Henry Hulton was Boston’s Commissioner of Customs before the revolution. A foreigner (he was English) and a tax collector, he was persecuted by colonial radicals. In a 1771 letter home he set down his impressions of New England. This poem is based on that letter. You may judge for yourself whether the people he portrays deserve our admiration.
(This is part of American Independence in Verse. Note that poetry is best read in a browser on a larger screen.)
"Everywhere, the spirit of equality prevails"

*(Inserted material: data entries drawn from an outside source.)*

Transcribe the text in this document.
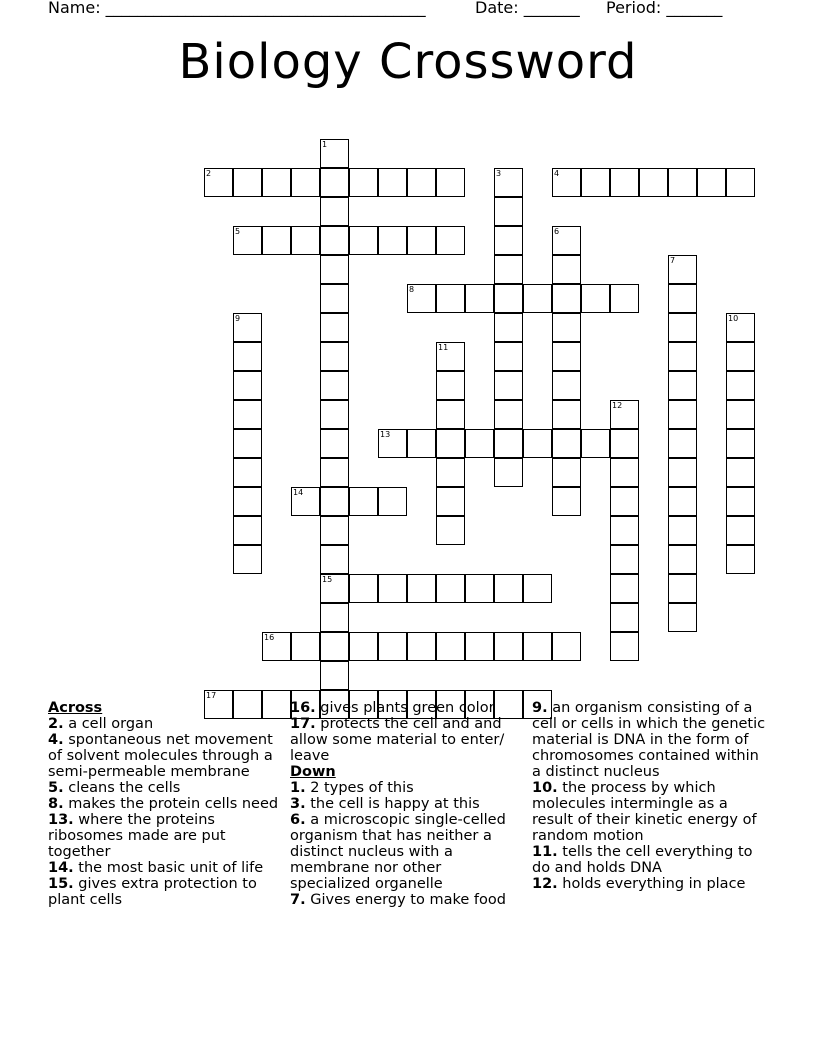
Name: ________________________________________	Date: _______ Period: _______
Biology Crossword
1
2	3	4
5	6
7
8
9	10
11
12
13
14
15
16
17
Across
2. a cell organ
4. spontaneous net movement of solvent molecules through a semi-permeable membrane
5. cleans the cells
8. makes the protein cells need
13. where the proteins ribosomes made are put together
14. the most basic unit of life
15. gives extra protection to plant cells
16. gives plants green color
17. protects the cell and and allow some material to enter/ leave
Down
1. 2 types of this
3. the cell is happy at this
6. a microscopic single-celled organism that has neither a distinct nucleus with a membrane nor other specialized organelle
7. Gives energy to make food
9. an organism consisting of a cell or cells in which the genetic material is DNA in the form of chromosomes contained within a distinct nucleus
10. the process by which molecules intermingle as a result of their kinetic energy of random motion
11. tells the cell everything to do and holds DNA
12. holds everything in place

In early spring I journeyed with my wife
Throughout this Province, and became convinced
That nothing less than the enthusiasm
And violent spirit of independency
That animated the first settlers
Could move a people to the arduous
Subduing of these lands to cultivation.
Although this land will never make them rich
Yet they increase wonderfully; and everywhere
The spirit of equality prevails.
Regarding social differences, they’ve no
Notion of rank, and will show more respect
To one another than to those above them.
They’ll ask a thousand strange impertinent
Questions, sit down when they should wait at table,
React with puzzlement when you do not
Invite your valet to come share your meal.
I met few who may be called Gentlemen—
Few men of property, and education,
And liberal mind. I guess that when the first
Arrived, they built a shed, and ate salt pork,
And their descendants have not got much further.
A traveler finds no fresh provisions; he
Must drink their sour cider and New England
Rum. They feel no oppression from above,
See nothing to excite their envy or
Raise admiration, and what is human nature
If passions such as these are not aroused?
They take up lands without authority,
Live without law, or government; nor priest,
Nor magistrate; and with the least disturbance
Will easily tip into an insurrection.